The answer to that question is, of course, that Krugman is doing a great job of propagating the fiction that it's a mess. But it's not. When I went from session to session at the recent SED meetings, I got the sense of a group of productive, young (for the most part), and thoughtful macroeconomists, working on, and making progress in understanding, the key economic problems of our time. Here's an example. In the Friday, 4-6 PM session on Macro/Labor, there are a couple of papers - one by Violante and coauthors, and the other by Alvarez/Shimer. The Violante paper makes some progress in defining what "mismatch" is, and measuring the extent of it. The Alvarez/Shimer paper is a study of how human capital accumulation matters for unemployment in the context of sectoral realloaction. Both papers are highly topical and teach us something about what is going on currently in the US economy.

The first key point is that macroeconomists are not in disarray. They are pursuing their research programs in a sound and coherent fashion, debating the issues, and making progress.

In case you were concerned about Krugman's focus on modern macroeconomists, he doesn't have much use for theorists either:
The other thing I’d like to say is that the notion that microeconomics is in much better shape is questionable, to say the least. I mean, it’s not as if the assumptions underlying standard micro theory are, you know, true – utility maximization? Really? Micro is consistent in a way macro is not, but for the most part it’s best viewed as a metaphor that’s helpful as long as you don’t take it too seriously.
The truthiness of utility maximization? I know I have to explain that to an Econ 101 student, but not to Paul Krugman. The first thing Krugman does in laying out the model, on page 488 of this paper is to specify a utility function, which is the objective function for all the individuals in Krugman's fictitious environment. Apparently he didn't feel the need to footnote that, and make excuses for, you know, the lack of truthiness.

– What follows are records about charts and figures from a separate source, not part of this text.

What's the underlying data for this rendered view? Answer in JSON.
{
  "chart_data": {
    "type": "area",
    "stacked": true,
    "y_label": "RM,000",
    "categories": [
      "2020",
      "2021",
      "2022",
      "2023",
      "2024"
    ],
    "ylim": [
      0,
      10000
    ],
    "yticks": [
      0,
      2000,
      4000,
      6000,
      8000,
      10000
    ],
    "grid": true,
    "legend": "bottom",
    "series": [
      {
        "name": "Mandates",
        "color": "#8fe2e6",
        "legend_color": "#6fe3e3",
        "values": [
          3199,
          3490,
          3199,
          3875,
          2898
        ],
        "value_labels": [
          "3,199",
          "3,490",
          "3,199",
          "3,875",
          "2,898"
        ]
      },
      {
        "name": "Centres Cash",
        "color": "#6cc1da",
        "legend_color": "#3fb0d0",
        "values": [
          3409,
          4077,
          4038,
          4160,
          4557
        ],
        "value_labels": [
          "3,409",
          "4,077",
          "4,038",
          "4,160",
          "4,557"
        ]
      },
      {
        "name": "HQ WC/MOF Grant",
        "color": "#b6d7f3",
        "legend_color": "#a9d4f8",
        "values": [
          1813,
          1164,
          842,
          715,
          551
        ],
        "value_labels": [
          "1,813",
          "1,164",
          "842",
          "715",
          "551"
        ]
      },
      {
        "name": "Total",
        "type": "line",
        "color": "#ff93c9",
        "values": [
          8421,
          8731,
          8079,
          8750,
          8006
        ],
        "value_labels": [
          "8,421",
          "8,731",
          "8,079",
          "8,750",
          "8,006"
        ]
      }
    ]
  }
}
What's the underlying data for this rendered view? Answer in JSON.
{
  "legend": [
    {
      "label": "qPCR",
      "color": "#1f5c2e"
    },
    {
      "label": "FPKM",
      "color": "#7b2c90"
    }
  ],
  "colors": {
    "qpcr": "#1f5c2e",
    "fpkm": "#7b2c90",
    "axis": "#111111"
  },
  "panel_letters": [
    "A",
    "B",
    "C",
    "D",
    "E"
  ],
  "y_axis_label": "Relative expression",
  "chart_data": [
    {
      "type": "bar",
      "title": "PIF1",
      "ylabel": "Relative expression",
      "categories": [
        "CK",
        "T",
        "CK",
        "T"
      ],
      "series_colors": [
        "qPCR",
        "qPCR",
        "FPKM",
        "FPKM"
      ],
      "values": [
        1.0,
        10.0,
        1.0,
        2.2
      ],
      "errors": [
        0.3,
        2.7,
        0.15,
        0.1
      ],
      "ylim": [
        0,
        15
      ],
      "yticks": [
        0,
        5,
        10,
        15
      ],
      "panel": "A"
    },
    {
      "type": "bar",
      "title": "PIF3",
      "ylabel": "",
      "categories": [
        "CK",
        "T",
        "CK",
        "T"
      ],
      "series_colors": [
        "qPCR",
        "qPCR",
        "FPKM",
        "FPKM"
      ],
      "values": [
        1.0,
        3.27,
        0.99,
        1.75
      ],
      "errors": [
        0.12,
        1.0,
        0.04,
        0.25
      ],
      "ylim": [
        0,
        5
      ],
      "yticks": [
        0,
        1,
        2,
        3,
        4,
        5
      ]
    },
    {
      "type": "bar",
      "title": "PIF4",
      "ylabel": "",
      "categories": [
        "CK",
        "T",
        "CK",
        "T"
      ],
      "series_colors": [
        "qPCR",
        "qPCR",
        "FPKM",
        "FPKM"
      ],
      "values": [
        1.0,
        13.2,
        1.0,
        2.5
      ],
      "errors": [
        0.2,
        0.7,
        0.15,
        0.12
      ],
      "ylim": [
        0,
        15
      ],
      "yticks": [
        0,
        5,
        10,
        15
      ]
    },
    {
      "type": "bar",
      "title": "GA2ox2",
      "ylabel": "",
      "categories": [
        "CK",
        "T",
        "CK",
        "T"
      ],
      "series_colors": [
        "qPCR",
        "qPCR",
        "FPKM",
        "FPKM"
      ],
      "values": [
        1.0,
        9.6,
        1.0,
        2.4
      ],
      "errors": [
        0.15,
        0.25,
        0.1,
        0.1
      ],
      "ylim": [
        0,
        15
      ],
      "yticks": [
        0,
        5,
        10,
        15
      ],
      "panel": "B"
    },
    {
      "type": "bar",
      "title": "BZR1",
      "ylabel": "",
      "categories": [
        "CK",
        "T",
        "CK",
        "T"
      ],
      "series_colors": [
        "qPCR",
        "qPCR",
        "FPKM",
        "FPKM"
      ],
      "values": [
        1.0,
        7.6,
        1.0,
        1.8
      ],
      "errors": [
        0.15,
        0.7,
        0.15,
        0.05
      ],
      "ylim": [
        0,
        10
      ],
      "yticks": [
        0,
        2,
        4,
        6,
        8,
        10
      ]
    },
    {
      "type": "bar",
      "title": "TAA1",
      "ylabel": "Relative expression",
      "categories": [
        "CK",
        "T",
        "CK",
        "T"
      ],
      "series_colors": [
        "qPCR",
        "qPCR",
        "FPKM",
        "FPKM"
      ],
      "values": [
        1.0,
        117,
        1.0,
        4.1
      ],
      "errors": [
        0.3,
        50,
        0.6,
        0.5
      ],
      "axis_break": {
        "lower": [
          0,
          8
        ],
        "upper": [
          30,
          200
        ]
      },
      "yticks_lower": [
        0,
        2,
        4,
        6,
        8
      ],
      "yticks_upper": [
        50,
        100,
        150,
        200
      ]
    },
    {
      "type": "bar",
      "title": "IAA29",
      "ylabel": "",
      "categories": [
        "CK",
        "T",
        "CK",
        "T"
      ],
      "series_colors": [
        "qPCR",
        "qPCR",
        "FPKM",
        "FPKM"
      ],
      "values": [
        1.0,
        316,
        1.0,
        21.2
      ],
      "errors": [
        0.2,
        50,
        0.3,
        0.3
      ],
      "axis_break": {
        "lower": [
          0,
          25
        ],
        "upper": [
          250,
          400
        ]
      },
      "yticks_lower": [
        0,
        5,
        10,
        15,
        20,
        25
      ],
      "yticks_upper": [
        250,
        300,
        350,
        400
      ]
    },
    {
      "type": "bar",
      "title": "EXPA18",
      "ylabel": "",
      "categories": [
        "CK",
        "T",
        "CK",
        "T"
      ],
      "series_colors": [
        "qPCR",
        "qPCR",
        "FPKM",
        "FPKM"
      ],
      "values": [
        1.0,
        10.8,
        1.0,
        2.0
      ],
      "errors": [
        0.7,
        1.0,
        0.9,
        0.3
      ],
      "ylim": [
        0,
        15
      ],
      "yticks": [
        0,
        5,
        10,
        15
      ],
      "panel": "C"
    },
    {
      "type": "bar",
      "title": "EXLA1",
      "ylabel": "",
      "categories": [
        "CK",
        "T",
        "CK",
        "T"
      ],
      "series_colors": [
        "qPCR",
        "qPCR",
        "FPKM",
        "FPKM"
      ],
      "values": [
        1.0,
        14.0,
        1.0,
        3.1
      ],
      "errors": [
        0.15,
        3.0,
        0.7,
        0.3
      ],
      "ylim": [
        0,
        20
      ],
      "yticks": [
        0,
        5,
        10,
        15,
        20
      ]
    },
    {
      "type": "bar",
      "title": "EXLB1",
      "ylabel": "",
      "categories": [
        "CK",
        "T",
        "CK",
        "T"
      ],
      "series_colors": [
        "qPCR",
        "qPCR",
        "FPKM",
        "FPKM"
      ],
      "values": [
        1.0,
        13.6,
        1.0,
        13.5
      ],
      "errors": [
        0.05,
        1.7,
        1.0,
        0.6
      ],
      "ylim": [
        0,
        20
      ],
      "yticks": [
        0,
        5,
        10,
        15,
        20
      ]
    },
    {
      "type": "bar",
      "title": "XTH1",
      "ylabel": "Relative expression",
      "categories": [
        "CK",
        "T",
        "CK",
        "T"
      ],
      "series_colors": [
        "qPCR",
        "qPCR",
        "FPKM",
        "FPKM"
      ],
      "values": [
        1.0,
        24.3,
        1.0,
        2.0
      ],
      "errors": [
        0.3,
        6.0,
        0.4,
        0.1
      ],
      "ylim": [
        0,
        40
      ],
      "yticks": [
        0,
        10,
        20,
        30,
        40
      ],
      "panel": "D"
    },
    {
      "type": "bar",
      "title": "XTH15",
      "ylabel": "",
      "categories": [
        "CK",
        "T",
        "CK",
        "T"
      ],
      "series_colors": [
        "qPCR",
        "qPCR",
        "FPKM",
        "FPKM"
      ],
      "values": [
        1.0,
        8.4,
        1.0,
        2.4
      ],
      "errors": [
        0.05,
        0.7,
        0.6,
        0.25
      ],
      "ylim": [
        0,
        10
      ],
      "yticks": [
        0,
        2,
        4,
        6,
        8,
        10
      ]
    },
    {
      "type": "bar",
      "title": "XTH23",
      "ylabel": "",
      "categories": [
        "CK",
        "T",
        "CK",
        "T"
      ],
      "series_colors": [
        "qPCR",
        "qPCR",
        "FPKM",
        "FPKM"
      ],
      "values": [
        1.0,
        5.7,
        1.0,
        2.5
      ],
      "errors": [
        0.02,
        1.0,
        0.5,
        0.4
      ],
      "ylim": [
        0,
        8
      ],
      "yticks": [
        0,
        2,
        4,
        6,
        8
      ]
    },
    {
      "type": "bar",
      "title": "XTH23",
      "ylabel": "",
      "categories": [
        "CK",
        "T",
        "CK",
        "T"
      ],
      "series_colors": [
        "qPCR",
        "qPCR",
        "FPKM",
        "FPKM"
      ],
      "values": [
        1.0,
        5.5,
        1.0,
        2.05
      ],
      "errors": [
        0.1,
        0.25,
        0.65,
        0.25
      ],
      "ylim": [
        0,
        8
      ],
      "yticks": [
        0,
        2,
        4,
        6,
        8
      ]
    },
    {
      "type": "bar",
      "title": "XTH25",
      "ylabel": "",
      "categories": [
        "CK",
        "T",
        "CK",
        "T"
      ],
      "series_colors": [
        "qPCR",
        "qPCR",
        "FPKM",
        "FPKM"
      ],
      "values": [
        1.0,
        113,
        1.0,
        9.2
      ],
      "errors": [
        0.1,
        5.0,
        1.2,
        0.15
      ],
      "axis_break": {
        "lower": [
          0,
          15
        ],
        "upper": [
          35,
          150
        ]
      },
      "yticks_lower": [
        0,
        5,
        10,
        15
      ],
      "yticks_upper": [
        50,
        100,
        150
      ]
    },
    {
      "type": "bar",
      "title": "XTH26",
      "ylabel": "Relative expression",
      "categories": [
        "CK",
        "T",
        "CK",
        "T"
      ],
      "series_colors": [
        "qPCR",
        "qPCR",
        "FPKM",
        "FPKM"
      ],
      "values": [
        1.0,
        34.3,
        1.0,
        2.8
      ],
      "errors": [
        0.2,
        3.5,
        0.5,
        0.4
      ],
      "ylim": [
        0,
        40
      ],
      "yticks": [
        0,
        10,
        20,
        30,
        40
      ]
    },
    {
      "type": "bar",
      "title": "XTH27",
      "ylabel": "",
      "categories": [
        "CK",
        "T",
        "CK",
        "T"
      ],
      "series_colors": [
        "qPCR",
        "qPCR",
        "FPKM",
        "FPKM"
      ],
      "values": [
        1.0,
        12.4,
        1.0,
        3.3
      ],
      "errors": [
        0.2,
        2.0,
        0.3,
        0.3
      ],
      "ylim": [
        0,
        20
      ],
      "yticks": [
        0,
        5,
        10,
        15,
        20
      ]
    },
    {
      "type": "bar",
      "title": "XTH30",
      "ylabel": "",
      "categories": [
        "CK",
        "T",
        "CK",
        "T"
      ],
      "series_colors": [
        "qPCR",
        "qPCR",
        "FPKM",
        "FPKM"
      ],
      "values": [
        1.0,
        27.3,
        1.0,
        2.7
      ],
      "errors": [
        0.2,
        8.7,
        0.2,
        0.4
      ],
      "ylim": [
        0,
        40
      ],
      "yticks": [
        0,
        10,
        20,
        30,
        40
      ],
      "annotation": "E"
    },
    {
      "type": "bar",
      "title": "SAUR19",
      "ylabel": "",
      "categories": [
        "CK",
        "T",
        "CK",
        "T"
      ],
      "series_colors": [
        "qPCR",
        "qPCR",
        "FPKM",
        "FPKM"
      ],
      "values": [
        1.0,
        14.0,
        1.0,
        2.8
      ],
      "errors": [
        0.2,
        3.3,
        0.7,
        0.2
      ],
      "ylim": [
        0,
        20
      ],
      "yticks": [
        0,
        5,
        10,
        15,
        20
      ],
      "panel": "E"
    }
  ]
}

The second key point is that modern "macroeconomists" do not actually think of themselves as different from "micreconomists." It's all economics, using the same set of tools - the tools that the 1991 Krugman could use to great effect.

Now, after insulting most of the economics profession, Krugman would like us all to sign on to his Manifesto for Economic Sense. For the most part, I think monetary policymakers do a good job of absorbing economic research and applying the ideas. For example, the FOMC is not perfect, but there are some good minds in the room when the committee meets. Fiscal policy leaves a lot to be desired. But injecting a dose of Krugmanite IS-LM into the mix is not going to help. I don't know about you, but I'm not signing up.